Sort an array in a specific way

Question

Write an efficient function in C language that receives an array A of natural numbers and their amoun as n. The function must rearrange the array A like this:

In the left part all the even numbers will be sorted in ascending order and in the right part all the odd numbers will be descending down.

The function must run on the order of n·log(n).

It is forbidden to use an auxiliary array but we can use functions like :

quicksort , binarysearch , partition , merge_sort..

For example:

A={6, 8, 8, 10, 20, 5,1}: the function A={ 1, 20, 5, 6, 8, 8, 10 } will rearrange the array

I tried to order the whole array using quick sort and then running all over the elements, putting the even numbers first and then counting how many even numbers there is.
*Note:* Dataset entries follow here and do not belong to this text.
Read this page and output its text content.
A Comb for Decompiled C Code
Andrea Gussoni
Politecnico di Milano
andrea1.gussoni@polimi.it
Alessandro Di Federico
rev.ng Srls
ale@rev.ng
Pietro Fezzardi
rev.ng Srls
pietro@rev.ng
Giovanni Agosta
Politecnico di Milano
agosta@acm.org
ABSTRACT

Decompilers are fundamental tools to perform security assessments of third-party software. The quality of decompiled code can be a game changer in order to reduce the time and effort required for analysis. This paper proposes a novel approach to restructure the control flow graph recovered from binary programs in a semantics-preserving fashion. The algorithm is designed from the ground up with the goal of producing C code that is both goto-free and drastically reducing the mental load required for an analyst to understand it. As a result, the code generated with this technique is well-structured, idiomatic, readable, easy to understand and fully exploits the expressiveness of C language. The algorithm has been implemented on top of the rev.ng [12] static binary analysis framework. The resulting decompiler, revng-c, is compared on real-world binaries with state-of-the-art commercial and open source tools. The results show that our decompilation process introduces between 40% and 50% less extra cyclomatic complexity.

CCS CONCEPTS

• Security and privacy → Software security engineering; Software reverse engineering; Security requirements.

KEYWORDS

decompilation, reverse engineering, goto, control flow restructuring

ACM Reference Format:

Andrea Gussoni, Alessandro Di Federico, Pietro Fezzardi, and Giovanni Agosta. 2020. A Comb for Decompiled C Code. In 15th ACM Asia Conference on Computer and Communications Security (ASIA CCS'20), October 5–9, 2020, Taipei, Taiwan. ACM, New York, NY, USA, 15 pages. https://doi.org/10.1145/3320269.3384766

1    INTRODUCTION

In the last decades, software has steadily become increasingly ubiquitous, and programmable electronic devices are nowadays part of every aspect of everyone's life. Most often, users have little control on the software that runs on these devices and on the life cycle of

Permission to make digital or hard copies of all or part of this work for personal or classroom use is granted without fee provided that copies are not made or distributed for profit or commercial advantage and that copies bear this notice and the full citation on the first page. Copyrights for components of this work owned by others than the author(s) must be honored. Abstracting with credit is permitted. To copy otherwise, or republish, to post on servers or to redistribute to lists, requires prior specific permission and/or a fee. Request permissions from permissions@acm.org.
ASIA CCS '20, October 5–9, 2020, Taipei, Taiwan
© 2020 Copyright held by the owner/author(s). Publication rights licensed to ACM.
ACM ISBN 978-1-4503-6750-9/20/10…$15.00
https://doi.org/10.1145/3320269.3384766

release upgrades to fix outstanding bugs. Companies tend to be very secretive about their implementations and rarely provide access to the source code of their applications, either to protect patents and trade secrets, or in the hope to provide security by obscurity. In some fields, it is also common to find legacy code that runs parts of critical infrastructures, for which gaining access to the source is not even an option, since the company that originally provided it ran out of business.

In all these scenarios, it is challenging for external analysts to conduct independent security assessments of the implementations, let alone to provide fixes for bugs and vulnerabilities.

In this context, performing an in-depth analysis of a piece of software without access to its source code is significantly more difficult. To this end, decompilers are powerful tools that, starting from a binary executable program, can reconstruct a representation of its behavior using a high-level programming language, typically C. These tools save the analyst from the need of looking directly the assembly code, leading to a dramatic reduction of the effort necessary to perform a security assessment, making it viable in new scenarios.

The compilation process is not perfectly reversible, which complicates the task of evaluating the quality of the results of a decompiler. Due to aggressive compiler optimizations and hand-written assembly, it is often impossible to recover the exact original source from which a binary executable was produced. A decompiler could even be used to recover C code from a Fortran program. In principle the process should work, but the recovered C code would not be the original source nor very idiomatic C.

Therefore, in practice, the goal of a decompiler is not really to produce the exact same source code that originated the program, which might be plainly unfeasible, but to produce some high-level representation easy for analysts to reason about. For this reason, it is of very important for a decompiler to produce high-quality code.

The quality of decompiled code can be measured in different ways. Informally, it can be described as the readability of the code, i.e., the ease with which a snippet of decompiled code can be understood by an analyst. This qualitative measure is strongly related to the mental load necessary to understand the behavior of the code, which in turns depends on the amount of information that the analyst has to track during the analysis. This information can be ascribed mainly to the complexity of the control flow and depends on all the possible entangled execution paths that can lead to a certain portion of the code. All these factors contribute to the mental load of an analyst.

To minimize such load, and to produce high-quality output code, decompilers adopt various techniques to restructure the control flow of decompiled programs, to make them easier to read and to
After that, using the evencounter starting one step after it tried to put the odd numbers and tried to sort them in descending order.

The complexity should be n·log(n) so I don't know whether running all over the elements is the right thing to do.

Answer 1

I think it is enough to use standard C function qsort.

Here is a demonstration program.

#include <stdio.h>
#include <stdlib.h>

int cmp_numbers( const void *a, const void *b )
{
    unsigned int x = *( const unsigned int * )a;
    unsigned int y = *( const unsigned int * )b;

    int result = ( int )( x % 2 ) - ( int )( y % 2 );

    if (result == 0)
    {
        enum { Even = 0, Odd = 1 };

        switch (x % 2)
        {
        case Even:
            return ( y < x ) - ( x < y );
        case Odd:
            return ( x < y ) - ( y < x );
        }
    }
    else
    {
        return result;
    }
}

int main( void )
{
    unsigned int a[] = { 8, 1, 6, 3,  4, 5, 2, 7, 0,  9 };
    const size_t N = sizeof( a ) / sizeof( *a );

    for (size_t i = 0; i < N; i++)
    {
        printf( "%u ", a[i] );
    }
    putchar( '\n' );

    qsort( a, N, sizeof( *a ), cmp_numbers );

    for (size_t i = 0; i < N; i++)
    {
        printf( "%u ", a[i] );
    }
    putchar( '\n' );
}

The program output is

8 1 6 3 4 5 2 7 0 9
0 2 4 6 8 9 7 5 3 1

Otherwise you could for example write a function that split an array in two partitions and sort the partitions separately.

Pay attention to this lone

int result = ( int )( x % 2 ) - ( int )( y % 2 );

without casting to int the result of expression will be unsigned int (the type of x and y) and never can be negative.

If you want to have an array of signed integers then apart from other changes from unsigned int to int in this statement use standard C function abs

int result = abs( x % 2 ) - abs( y % 2 );